Thomas Hartung, Center for Alternatives to Animal Testing

Thomas Hartung, MD PhD, is the Doerenkamp-Zbinden-Chair for Evidence-based Toxicology in the Department of Environmental Health and Engineering at Johns Hopkins Bloomberg School of Public Health, Baltimore, with a joint appointment at the Whiting School of Engineering. He also holds a joint appointment for Molecular Microbiology and Immunology at the Bloomberg School. He is adjunct affiliate professor at Georgetown University, Washington D.C.. In addition, he holds a joint appointment as Professor for Pharmacology and Toxicology at University of Konstanz, Germany; he also is Director of Centers for Alternatives to Animal Testing (CAAT, http://caat.jhsph.edu) of both universities.

CAAT hosts the secretariat of the Evidence-based Toxicology Collaboration (http://www.ebtox.org), the Good Read-Across Practice Collaboration, the Good Cell Culture Practice Collaboration, the Green Toxicology Collaboration and the Industry Refinement Working Group. As PI, he headed the Human Toxome project funded as an NIH Transformative Research Grant. He is Chief Editor of Frontiers in Artificial Intelligence. He is the former Head of the European Commission’s Center for the Validation of Alternative Methods (ECVAM), Ispra, Italy, and has authored more than 600 scientific publications (h-index 100).

Friday, June 30 – 1:30PM CET

Integrating human organoids into organismoids – how to achieve human body homeostasis in vitro?

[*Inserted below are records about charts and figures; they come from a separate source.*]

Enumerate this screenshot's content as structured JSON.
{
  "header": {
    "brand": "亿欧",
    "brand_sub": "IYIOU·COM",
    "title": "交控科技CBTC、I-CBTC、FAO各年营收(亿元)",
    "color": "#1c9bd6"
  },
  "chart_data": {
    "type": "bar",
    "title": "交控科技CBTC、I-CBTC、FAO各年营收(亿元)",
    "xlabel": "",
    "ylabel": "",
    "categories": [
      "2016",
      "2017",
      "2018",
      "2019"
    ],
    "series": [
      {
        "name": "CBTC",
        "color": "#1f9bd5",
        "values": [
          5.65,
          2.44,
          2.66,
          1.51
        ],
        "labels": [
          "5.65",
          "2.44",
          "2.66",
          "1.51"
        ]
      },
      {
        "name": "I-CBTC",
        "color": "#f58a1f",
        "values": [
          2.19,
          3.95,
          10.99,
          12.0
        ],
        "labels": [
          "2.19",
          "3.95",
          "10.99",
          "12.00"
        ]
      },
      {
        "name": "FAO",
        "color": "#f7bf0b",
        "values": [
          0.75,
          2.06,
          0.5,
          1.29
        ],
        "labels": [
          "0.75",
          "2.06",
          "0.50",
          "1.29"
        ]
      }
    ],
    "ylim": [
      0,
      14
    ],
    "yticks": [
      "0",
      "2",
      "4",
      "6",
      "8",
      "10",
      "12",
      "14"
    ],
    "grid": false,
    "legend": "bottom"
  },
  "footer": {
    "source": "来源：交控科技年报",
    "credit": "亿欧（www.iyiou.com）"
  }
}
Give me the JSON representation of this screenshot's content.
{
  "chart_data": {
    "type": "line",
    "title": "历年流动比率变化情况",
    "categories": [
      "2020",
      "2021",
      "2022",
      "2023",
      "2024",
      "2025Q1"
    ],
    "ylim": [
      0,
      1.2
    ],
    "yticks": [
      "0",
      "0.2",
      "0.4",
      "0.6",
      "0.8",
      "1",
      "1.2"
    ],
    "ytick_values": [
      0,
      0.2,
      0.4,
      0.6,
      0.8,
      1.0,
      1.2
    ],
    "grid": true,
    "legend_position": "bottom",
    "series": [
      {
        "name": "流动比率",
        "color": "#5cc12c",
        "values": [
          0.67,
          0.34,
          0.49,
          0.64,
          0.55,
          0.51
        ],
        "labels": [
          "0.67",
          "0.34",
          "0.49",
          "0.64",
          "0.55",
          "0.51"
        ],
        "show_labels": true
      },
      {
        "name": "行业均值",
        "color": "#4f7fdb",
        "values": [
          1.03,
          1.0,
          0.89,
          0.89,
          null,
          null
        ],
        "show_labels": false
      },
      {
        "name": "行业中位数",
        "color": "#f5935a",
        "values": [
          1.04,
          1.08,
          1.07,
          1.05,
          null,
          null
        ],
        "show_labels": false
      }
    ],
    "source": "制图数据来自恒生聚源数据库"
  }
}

Uwe Marx, TissUse GmbH, Technische Universitaet Berlin

Uwe Marx is a physician by training. He received his doctorate degree from the Charité in Berlin, Germany and is the founder and Chief Scientific Officer of TissUse a Berlin based company founded in 2010. Dr. Marx was appointed an Honorary Professor of Medical Biotechnology at the Technische Universität Berlin in 2022. Along his 35-year academic carrier at the Charite Berlin, the University of Leipzig and the Technische Universität Berlin he always focussed on the invention and implementation of innovative biopharmaceutical products and technology platforms. Immunotoxins, human monoclonal antibodies, stem cell transplants and human tissue engineering platforms resulted from his developmental work and have been secured by 30 patent families with several hundred granted patents in place. Dr. Marx published several book chapters and more than 150 peer reviewed papers. He founded numerous German biotech companies, among them ProBioGen and VITA34.  Furthermore, he served as a reviewer for various German governmental biotech programmes. Since 1991 Dr Marx is engineering human multi-organ bioreactors and since 2010 miniaturized human multi-organ-chip systems in collaboration with the Technische Universität Berlin. As a scientist Dr. Marx has developed the theoretical background of the organismoid theory – a concept and its principles to generate miniature mindless and emotion-free equivalents of a human individual´s body on chips. The Russel and Burch award has been awarded to Dr. Marx by the Humane Society of the United States in Sep 2021. Dr. Marx hosted the two stakeholder CAAT-workshops of the MPS-community in 2015 and in 2019 in Berlin.